Da pozioni e alchimie, capaci di affascinare chiunque in mancanza di una cultura ben delineata, alle medicine, o meglio sottolineare, agli psicofarmaci, che non sono mai stati accolti con gli stessi festeggiamenti di un sacrificio vichingo. Ma, giustamente, se andassimo a parlare di alchimie, finiremmo in discussioni sul metodo in epoca rinascimentale, e non è questo il punto.

Matteo Salvini ha recentemente dichiarato che “Senza un lavoro stabile, non c’è prospettiva, famiglia, figli. Non è possibile che il 20% degli italiani usi psicofarmaci, spesso per mancanza’’, prosegue degnamente il leader leghista,“di speranza, fiducia, prospettive’’.

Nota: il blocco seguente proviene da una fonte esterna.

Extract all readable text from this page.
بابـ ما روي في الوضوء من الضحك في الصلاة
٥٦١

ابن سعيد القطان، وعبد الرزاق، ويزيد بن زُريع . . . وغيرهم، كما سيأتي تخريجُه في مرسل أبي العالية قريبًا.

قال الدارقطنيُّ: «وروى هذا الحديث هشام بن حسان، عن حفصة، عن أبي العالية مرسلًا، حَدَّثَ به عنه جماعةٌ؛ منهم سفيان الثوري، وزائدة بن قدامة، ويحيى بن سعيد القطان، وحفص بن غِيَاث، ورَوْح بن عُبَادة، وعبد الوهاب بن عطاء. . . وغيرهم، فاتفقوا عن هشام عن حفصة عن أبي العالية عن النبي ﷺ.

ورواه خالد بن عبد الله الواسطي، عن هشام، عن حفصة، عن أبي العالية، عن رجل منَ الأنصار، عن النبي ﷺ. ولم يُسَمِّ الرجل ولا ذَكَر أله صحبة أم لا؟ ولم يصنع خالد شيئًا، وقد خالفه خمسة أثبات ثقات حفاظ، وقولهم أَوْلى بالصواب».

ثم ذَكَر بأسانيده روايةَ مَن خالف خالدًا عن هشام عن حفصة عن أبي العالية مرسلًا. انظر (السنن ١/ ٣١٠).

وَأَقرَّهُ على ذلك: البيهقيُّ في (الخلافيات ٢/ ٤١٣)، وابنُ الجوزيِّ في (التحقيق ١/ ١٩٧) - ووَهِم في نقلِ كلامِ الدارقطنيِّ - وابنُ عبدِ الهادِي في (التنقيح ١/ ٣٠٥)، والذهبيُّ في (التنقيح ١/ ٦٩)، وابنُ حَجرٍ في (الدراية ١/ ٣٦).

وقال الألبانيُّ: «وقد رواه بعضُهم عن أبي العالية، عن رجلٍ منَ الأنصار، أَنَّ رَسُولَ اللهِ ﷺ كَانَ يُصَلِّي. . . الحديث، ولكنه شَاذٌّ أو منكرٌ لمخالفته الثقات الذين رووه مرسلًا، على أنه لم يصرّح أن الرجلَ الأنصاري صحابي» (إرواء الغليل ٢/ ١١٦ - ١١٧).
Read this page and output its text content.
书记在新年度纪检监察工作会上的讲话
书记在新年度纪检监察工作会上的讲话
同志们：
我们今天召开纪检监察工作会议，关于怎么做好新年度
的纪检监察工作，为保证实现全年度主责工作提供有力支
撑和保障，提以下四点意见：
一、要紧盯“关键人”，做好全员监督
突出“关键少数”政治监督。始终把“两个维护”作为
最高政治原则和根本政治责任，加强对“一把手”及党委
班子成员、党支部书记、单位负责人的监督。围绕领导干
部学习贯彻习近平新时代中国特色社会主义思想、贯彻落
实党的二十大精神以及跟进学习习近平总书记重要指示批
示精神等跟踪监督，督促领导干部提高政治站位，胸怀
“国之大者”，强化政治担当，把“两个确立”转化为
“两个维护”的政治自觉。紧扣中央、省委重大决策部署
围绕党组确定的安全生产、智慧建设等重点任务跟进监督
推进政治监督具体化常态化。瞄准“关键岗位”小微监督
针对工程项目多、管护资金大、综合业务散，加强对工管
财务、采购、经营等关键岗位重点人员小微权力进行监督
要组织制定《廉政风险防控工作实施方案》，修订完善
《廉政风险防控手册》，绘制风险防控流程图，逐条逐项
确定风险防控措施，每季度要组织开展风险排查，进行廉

Discorso, ovviamente, con delle basi di fondo, uno studio condotto dall’Istituto di fisiologia clinica del Consiglio nazionale delle ricerche in associazione con l’Agenzia italiana per il farmaco. Si è ricavato da tale studio un dato allarmante: 7 milioni di persone nella fascia d’età 15-74, corrispondenti al 16% della popolazione, hanno assunto psicofarmaci almeno una volta durante l’anno, e la maggioranza sono donne (21% di donne, contro l’11% di uomini). Inoltre dalla somministrazione del test di screening Depression Anxiety Stress Scales è emerso che sempre nella stessa fascia di età, il 21% degli italiani è affetto da uno stato depressivo, di vari livelli.

Il riduzionismo Salviniano

Salvini, dimostrando una logica argomentativa per certi versi Pereliana, finisce per distaccarsi dal suo stesso pilastro.

Oratoria, e capacità argomentative non fanno di un discorso una verità, specialmente quando le seconde si riversano in discorsi dalla valenza nulla. Parlare di numeri relativi a una questione cosi delicata nel nostro periodo storico, e affrontarla con un riduzionismo omnipervasivo, porta semplicemente alla disinformazione. Per la cultura che siamo riusciti a raggiungere, e per la nostra mancanza di pensiero, siamo finiti col distruggere la saggezza, sfociati in una alta marea di tuttologi che sommergono la scienza.

L’informazione è un arma a doppio taglio, e Salvini la sa utilizzare, ma eliminando l’etica come sua componente. Il 21% degli italiani è depresso, e ricondurre a una mera questione socio-politica l’entità del problema è da utilitarista, non da un “aspirante” Presidente del consiglio.

Percezione del sostegno terapeutico in Italia

In Italia, la percezione dello psicologo non è ancora positiva, rispetto a quella di un medico, o un altro operatore sanitario. Continua a rimanere marginale, senza poter arginare la massa nevrotica che si evolve in direzione dei propri sintomi. Di certo non abbiamo la stessa percezione popolare, che ha scatenato il freudismo agli inizi del 900, ma per certi versi, non ce ne distacchiamo molto.

Psicologi e psicoterapeuti vengono considerati per alcuni magari una via di guarigione, ma sempre opzionale, rispetto anche al dentista. Non sono strizzacervelli, né maghi o stregoni della foresta, sono semplici uomini che aprendo la loro mente all’incerto, cercano di far capire che un dolore alla caviglia è causato da una botta esterna, e allo stesso modo una cecità, nasce da una “botta” psichica, che viene somatizzata, e assume tali sembianze. Mente e corpo sono interconnessi, più di quanto vorremmo credere, ed esplorare i limiti dell’abitudine e del pregiudizio è un primo passo per rendersene conto.